Outro ponto inovador é a criação da Ficha Nacional de Registro de Hóspedes digital, que promete agilizar o processo de recepção, reduzir o uso de papel e permitir até mesmo o check-in antecipado online.
Já durante a estadia, os estabelecimentos terão de garantir limpeza regular, troca de roupas de cama e toalhas, assegurando padrões mínimos de qualidade em todo o período da hospedagem.
O impacto no setor hoteleiro
A medida representa uma tentativa de equilibrar a balança entre consumidores e empresários. Para os hóspedes, há um avanço na previsibilidade e segurança dos serviços. Para os hotéis, entretanto, surgem novos desafios operacionais e financeiros.
Especialistas apontam que grandes redes hoteleiras tendem a se adaptar com mais facilidade, já que muitas já adotam sistemas digitais e protocolos de limpeza avançados. Contudo, pequenos e médios empreendimentos podem enfrentar dificuldades: custos adicionais com pessoal, tecnologia e treinamento podem pesar no caixa, especialmente em regiões onde o turismo ainda é sazonal e os recursos são limitados.

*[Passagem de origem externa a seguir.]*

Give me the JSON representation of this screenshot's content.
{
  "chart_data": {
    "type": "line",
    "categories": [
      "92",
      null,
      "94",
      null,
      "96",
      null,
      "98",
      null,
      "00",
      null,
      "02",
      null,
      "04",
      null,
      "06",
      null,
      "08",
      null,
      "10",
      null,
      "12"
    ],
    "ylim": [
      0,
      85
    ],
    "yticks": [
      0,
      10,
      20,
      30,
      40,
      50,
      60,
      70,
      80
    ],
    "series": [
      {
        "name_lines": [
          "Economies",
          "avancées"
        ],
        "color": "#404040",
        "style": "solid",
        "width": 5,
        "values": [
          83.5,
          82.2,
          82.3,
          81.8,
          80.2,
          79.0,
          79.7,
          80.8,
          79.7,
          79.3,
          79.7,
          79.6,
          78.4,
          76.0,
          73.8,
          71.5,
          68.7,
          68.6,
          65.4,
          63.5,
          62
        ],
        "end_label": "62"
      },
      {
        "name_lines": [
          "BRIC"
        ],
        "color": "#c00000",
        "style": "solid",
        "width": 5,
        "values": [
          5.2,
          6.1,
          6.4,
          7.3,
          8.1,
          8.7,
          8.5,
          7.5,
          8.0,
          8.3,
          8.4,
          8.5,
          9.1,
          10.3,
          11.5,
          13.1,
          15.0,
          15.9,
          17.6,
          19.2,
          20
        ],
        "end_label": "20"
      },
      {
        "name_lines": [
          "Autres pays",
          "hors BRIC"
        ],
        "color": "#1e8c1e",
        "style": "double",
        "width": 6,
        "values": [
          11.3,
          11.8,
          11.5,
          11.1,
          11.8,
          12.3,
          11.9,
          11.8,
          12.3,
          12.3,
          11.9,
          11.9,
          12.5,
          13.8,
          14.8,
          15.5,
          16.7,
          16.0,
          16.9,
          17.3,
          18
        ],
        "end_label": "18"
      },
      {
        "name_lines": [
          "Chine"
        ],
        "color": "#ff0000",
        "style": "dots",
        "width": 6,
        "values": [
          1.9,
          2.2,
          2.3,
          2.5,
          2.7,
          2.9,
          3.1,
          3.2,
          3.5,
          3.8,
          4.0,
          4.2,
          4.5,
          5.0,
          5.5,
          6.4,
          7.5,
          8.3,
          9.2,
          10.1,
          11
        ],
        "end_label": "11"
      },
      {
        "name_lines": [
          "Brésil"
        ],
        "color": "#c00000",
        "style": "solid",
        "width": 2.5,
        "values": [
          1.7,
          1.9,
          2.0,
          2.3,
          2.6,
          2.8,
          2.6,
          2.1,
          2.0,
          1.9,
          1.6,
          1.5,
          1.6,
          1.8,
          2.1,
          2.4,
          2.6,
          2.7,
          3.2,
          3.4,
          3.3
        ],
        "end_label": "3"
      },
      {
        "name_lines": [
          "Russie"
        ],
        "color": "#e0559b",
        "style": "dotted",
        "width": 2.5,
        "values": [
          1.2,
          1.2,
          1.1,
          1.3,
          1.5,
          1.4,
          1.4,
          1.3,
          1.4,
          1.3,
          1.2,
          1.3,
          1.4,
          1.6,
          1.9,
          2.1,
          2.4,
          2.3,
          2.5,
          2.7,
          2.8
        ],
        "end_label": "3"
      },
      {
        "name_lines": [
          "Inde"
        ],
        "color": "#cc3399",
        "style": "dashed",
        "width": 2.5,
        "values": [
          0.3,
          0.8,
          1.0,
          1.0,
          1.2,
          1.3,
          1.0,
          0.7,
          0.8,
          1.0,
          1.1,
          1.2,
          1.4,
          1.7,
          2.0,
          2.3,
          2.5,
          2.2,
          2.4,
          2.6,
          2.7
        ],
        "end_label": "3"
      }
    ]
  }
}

Riscos e pontos de atenção
Apesar do caráter positivo, a portaria levanta questionamentos. O tempo de até três horas para higienização pode gerar conflitos em hotéis com alta rotatividade, e a cobrança de taxas extras por horários diferenciados, embora legítima, pode abrir margem para abusos ou práticas pouco claras.
Outro desafio é a fiscalização: caberá ao Ministério do Turismo verificar o cumprimento das normas. Sem equipe e estrutura suficientes, há o risco de que a lei fique apenas “no papel”.
Além disso, a implantação da ficha digital exige sistemas seguros, capazes de proteger dados pessoais dos hóspedes. Vazamentos ou falhas podem transformar um avanço em dor de cabeça.
Análise: avanço necessário, mas incompleto
A iniciativa é um passo importante na modernização da hotelaria brasileira, setor essencial para o turismo — responsável por movimentar bilhões de reais e gerar milhões de empregos. Ao padronizar práticas e ampliar direitos do consumidor, o Brasil se aproxima de padrões internacionais.
Entretanto, a regulamentação sozinha não resolve os problemas estruturais. Sem incentivos aos pequenos hotéis, campanhas de conscientização para os hóspedes e fiscalização eficaz, parte das medidas pode ficar restrita ao discurso.
É preciso garantir equilíbrio: de um lado, direitos claros para os consumidores; de outro, condições reais de adaptação para os empreendedores. Se bem implementadas, as novas regras podem fortalecer a imagem do país como destino turístico confiável e competitivo. Caso contrário, correm o risco de gerar insegurança jurídica e frustração no setor.
Em resumo, as novas regras representam um avanço regulatório, mas seu sucesso dependerá menos do texto da portaria e mais da capacidade prática de aplicá-la e fiscalizá-la.